Feminist Family Christmas: Part Five
A few snapshots of different sorts of feminists, their families and the festive season. I’m fortunate to have lots of lovely people in my circle, many of whom identify as feminists and I was interested in what their Christmases looked like.
So, are you sitting comfortably? Then let’s continue…
TELL ME A BIT ABOUT YOURSELF.
My name is Oli. I’m a man, and I’m self-identified as a thinker, a pluralist and a liberal socialist rather than a feminist per se. I am all about equality for everyone – my feminism, such as it is, is an acknowledgement of a need to redress an imbalance of power and privilege across gender lines and a desire to be aware of the privilege I have by accident of birth and not be insensible to it or frankly abuse it.
I do think that a lot of how I feel about gender and society has sprung from my exposure to feminist ideas and discourse through my family, social and academic life, not to mention an ongoing interest in engaging with the society I live in. I suppose I would characterise where I come from on the spectrum as really a post-feminist or a “sex-positive” feminist. I’m about to get married and shortly thereafter I’m going to be a father. I am happier now, in my mid-thirties and planning a life with someone, than I have ever been. This is in no small part due to that person being as equally broad-minded, open and thinking a woman as I try to be a man.
WHAT ARE YOUR PLANS AT CHRISTMAS?
We’re planning a quiet, family orientated Christmas with my fiancee’s family in rural Sussex – I am looking forward to it immensely! There will be food, drink, boardgames, Christmas telly, and most importantly from my perspective, a sense of togetherness. We will (briefly) celebrate again with my family on the eve of our upcoming wedding when they get back into the country from spending Christmas with my brother and sister-in-law in Belgium.
WHAT HAVE YOU BOUGHT?
A Kindle for my parents, a laptop for my partner, an array of games/DVDs/CDs/books/hats and gloves for various siblings – that kind of thing.
HOW DO YOU BUY GIFTS?
About half and half online and in the shops – we have done most of it together.

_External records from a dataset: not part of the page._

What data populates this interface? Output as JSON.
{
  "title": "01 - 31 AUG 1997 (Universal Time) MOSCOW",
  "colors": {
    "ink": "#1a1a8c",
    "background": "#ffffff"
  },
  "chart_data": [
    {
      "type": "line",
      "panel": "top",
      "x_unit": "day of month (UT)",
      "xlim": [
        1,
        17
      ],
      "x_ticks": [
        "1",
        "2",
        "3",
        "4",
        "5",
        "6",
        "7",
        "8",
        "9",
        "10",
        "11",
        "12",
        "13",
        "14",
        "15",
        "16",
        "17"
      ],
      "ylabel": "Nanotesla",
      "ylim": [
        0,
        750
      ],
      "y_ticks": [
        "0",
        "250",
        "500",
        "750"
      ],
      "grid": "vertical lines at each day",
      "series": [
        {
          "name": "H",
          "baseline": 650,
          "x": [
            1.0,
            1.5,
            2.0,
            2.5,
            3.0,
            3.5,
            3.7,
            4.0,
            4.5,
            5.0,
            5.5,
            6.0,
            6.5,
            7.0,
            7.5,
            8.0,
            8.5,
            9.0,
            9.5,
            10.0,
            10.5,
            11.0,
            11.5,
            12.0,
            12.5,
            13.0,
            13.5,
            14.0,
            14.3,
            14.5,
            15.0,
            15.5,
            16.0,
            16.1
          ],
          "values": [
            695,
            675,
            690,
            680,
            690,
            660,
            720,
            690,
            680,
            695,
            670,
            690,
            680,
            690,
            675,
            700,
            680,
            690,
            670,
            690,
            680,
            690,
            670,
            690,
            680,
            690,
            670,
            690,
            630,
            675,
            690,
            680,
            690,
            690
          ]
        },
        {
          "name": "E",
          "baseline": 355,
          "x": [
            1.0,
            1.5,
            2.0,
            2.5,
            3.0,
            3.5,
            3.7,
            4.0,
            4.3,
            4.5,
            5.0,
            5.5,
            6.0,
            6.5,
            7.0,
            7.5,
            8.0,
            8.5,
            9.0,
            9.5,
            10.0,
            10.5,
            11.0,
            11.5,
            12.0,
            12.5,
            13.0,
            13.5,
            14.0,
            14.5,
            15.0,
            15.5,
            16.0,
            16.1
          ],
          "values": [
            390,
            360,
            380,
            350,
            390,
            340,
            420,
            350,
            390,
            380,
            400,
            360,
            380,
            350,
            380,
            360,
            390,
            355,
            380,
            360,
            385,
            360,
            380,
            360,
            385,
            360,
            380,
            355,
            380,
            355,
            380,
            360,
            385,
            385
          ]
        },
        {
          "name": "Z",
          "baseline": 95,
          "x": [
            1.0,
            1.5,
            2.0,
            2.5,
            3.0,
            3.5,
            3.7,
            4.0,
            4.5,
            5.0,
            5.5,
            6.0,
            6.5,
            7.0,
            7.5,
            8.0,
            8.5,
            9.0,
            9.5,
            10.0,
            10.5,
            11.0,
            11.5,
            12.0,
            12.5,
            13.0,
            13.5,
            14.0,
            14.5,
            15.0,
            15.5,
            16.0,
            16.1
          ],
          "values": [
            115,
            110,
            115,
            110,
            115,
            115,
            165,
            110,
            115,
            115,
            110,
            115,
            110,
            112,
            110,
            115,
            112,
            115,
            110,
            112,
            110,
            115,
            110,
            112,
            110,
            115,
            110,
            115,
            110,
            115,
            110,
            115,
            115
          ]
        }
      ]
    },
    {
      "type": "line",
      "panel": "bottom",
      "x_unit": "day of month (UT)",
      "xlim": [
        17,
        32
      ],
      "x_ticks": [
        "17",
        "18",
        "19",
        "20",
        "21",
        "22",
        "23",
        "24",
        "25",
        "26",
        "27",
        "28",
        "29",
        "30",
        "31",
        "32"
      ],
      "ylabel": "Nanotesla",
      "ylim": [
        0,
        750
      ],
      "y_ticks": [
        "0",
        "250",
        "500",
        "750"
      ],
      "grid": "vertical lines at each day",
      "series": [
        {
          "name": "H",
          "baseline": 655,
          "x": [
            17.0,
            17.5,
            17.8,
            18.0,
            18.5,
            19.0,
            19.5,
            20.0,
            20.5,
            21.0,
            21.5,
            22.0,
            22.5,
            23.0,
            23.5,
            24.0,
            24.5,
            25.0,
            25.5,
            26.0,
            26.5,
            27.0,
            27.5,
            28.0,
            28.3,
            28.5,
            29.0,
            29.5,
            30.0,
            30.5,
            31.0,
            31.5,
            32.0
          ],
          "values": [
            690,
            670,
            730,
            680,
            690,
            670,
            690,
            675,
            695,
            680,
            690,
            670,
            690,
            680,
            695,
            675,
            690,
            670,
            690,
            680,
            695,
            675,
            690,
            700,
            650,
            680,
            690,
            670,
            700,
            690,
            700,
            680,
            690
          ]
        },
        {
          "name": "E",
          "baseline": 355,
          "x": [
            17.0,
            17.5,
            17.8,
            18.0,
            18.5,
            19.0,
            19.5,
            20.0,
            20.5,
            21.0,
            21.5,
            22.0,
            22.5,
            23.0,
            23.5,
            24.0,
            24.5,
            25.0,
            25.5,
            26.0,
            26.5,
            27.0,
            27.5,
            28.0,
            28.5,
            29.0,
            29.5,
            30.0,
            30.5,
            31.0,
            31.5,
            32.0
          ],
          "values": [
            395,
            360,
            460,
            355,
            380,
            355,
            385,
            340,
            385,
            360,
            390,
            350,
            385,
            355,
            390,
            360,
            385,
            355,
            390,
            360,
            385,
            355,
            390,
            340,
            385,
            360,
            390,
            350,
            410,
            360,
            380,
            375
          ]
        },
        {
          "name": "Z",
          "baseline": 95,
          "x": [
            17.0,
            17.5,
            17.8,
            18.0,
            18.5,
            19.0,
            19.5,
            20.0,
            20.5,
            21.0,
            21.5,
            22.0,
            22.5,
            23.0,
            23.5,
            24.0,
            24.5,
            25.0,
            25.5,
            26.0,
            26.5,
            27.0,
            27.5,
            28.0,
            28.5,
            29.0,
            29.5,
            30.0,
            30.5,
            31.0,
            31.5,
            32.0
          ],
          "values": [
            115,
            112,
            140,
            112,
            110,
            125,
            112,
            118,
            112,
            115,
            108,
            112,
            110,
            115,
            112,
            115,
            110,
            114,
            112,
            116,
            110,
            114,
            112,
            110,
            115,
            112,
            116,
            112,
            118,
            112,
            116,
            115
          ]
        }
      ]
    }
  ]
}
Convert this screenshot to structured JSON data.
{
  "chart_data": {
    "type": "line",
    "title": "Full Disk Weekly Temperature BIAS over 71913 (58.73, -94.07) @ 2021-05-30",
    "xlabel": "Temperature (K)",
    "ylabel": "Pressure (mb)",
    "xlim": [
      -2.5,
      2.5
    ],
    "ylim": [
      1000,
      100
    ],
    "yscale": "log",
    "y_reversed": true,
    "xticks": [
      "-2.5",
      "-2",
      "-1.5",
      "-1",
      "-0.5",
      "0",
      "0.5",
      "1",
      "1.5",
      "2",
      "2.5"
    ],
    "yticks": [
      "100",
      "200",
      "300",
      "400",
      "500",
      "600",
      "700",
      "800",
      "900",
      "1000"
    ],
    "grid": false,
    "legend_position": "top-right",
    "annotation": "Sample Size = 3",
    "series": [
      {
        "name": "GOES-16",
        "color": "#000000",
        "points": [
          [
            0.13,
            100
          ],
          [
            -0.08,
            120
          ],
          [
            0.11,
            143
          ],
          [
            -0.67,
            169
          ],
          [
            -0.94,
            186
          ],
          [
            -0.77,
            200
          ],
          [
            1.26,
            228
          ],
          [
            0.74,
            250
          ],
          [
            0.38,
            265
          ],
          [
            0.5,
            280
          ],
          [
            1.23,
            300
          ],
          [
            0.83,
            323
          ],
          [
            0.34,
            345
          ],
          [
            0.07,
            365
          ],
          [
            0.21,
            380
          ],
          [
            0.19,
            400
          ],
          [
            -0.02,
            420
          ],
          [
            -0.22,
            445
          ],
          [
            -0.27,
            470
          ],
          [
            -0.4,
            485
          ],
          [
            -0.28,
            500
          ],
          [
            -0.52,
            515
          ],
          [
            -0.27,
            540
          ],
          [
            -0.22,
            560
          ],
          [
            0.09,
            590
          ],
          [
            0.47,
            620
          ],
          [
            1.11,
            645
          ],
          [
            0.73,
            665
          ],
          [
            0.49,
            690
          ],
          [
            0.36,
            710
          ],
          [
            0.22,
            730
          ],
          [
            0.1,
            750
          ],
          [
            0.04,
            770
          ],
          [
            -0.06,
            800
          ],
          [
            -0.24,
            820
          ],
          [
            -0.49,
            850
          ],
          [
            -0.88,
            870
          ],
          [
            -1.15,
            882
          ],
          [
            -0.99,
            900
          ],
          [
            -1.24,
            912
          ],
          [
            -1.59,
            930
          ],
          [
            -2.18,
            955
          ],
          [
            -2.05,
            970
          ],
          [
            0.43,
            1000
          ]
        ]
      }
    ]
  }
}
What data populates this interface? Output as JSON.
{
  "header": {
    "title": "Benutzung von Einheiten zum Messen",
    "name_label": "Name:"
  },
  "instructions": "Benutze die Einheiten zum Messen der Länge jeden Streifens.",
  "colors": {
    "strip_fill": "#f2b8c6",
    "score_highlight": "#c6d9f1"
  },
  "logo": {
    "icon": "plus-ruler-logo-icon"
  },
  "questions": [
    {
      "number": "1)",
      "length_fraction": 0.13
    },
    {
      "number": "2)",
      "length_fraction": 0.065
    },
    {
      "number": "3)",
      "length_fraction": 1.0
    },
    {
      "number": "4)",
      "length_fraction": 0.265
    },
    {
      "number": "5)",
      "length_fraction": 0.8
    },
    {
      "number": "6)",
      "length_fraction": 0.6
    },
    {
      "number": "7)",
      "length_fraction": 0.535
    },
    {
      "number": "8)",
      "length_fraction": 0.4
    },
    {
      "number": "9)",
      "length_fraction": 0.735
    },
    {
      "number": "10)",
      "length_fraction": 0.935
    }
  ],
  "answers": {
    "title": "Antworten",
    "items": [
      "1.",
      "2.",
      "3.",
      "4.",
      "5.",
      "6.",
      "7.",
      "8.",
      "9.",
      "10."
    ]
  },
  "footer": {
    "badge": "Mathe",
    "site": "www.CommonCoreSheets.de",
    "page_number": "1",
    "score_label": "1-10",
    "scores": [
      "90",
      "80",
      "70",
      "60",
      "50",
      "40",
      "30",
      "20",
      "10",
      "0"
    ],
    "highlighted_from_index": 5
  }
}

AS A FEMINIST DO YOU FEEL ANY PARTICULAR PRESSURES OR RESPONSIBILITY AT THIS TIME OF YEAR?
I suppose more than anything I would want to avoid cliche with regard to roles in the “Family Christmas” – there is no reason for just the women to cook and the men to socialise – but to be frank my lifelong experience of Christmas has been my father cooking Christmas dinner, in fact dealing with all things distaff over the festive period, so to avoid cliche I would have to inhabit my own personal one.
This year in particular I will be a guest in another family’s idea of Christmas, and while I want to be true to how I feel about all kinds of things, like not just defaulting to giving little girls “something pink” to fighting over the washing up instead of just doing it, I am aware of the fact that I need to bend in the wind of another family’s prevailing wind, if you’ll pardon the dreadful imagery.
Tradition has a funny way of entrenching the most trivial gender bias to the most insidious prejudice; I suppose the particular pressure I feel whenever Tradition weighs in, as it does heavily at Christmas, is to not let it force me or allow anyone else to behave in a way that is inappropriate.
AND FINALLY…
There are many groups of people that get a pause for thought, at least, from me at Christmas; the old, the lonely, the homeless, and in amongst that I would have to say women who have to be all things to all people over this period, all the way through to the women spending what should be a happy time filled with love and family, running and hiding from abuse. But as with any other “time of year” or similar, I always find myself chiding myself for not thinking of such things just on any old Tuesday a bit more often. I suppose what I want to say is that Christmas being a time for reflection as well as joy is a bit of a double-edged sword; after all, a social conscience of any stripe should be for life, right?